Аксель разлепил веки.
– И что во всём этом не так? Так и живём теперь, это когда мы были молоды и наивны, надеялись, что на работе будем штаны протирать… Что там вчерашние хлопчики? Подумали над своим поведением?
– На тебя кофе сделать? Не, сидят, молчат, надеются, что отпустим… По правде, у нас в самом деле на них ничего нет, так, косвенные улики, чтоб их…
В кабинете, как всегда, было захламлено и душно, в окно сонно билась муха. Мартин повернулся к своему столу, рассеянно похлопал ящиками, забыв, что искал, потом вернулся к кофейному аппарату.
– Чтоб их, это верно… Ну, надеюсь, хоть вожделенная облава даст какой-то улов…
– Что там у нас, новые ориентировки? О господи, ну и рожи… Хотя грешным делом, нынче на некоторых наших улицах они имеют шанс затеряться…
Аксель бросил взгляд на стол Мартина.
Её портрет всё так же возвышается среди горы бумаг и стаканов с ручками и карандашами, златокудрая розовощёкая красавица улыбается с него как живая, портрет за годы не поблёк, не потерял красок. Вот ещё один человек с поломанной судьбой… Пожалуй, самой несправедливо поломанной судьбой в этом городе. Они были так счастливы – на зависть всем, и так недолго. Если бы не дочка – едва ли, пожалуй, он бы оправился… Первые дни он просто сидел здесь, в участке, за этим столом, сжимал этот портрет, смотрел на него, не отрываясь – и молчал.
Он так больше и не женился снова, и не удивительно – Сесилия была сумасшедшей любовью всей его жизни, такое не забывают, таким не находят замену. Он просто с головой ушёл в работу, дневал и ночевал в участке – кроме работы и дочери у него ведь больше ничего не осталось. Только малышка и заставляла его хоть иногда выходить из этих стен, заставляла иногда улыбаться… Он назвал её Сесилией, в честь матери.
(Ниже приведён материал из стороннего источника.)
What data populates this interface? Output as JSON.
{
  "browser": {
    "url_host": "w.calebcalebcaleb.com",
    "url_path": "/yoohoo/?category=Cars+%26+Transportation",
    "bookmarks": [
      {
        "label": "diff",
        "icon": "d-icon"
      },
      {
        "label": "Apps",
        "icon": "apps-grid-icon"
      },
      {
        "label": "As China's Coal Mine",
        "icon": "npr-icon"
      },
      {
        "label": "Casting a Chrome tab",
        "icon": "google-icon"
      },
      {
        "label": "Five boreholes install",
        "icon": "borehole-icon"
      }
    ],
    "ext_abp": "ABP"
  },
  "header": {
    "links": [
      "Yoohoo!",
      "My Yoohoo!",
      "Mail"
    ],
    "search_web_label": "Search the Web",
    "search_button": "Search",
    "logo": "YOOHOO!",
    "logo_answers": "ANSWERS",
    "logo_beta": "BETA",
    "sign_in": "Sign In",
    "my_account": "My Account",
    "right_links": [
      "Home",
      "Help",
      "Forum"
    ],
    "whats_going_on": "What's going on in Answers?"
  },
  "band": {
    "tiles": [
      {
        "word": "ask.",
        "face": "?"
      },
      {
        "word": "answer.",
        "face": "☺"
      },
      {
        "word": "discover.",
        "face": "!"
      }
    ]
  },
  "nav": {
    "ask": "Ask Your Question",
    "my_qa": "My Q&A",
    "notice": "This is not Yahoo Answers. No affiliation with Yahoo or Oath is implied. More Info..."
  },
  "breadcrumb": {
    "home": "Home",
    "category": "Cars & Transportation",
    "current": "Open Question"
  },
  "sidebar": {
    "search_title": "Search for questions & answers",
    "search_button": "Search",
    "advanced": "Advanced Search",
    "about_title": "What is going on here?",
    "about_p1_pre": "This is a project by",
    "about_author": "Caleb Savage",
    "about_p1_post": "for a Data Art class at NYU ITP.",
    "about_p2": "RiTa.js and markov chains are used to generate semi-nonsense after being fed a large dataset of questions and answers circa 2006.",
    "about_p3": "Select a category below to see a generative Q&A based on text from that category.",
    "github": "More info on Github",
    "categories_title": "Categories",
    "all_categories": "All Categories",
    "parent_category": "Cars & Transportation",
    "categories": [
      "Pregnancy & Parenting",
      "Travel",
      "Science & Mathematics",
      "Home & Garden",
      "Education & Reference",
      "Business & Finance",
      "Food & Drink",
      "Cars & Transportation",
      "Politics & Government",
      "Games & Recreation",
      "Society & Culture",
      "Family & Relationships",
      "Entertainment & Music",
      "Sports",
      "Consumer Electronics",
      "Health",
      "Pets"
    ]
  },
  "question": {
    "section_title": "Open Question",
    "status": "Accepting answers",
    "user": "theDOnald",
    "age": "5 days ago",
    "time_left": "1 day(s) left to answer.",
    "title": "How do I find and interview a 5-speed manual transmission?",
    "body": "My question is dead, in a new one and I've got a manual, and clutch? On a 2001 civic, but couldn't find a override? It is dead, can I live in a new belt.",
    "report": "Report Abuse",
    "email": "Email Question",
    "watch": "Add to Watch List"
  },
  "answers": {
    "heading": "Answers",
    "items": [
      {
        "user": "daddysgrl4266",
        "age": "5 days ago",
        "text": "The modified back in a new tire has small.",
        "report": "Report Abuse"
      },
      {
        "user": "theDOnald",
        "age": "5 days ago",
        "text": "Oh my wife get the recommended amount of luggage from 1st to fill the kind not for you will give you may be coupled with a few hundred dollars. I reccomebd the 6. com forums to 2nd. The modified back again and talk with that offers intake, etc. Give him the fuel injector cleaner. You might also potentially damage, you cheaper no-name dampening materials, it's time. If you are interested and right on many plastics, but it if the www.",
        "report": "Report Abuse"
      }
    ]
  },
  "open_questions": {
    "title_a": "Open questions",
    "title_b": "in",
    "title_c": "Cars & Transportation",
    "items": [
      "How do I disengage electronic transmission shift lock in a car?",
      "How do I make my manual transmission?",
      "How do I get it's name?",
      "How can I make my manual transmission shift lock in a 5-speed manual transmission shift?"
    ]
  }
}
Другого имени они и не подобрали – ждали мальчика, вроде бы и УЗИ показывало сыночка, да вот, ошиблись… Почти всё детство крошка Сисси провела в доме Палмеров – Сара нянчила её младенцем, клала в одну колыбельку с Кристиной, вернее, чаще клала в колыбельку вместо Кристины, потому что Кристина больше времени проводила в палате кардиологии, чем в собственном доме, Ной возился с нею, когда она подросла. Это было удивительно – видеть, как две головы, одна белокурая, другая со смоляно-чёрными косичками склоняются над одной книжкой или головоломкой, как маленькая чёрная ладошка вползает в большую белую. И немного обидно – с родной сестрой Ной времени практически не проводил… Впрочем, это не слишком и удивительно – Кристине, с её слабым сердцем, бесконечными таблетками по часам и регулярными госпитализациями было не до игр и развлечений. Можно сказать, Сисси заменила Ною сестру, которая у него то ли была, то ли нет.
Сисси и правда росла необычным ребёнком – не по годам серьёзная, обществу девочек-сверстниц она предпочитала общество Ноя, детским мультикам – взрослые книжки, а нарядам и украшениям – спорт. Она была чемпионом школы по бегу, метала ножи, плавала, ходила в тир. И никто не сомневался – вырастет, пойдёт, как отец, работать в полицию.
– Мальчишка она у тебя, - смеялись коллеги, - надо было как планировали, так и назвать, не нарушать планов. Ох, и повезёт её будущему мужу… Что скажешь, Аксель? Повезёт Ною?
– Да идите вы, она ему как младшая сестра!
– Но-но, знаем мы, что из детской дружбы получается…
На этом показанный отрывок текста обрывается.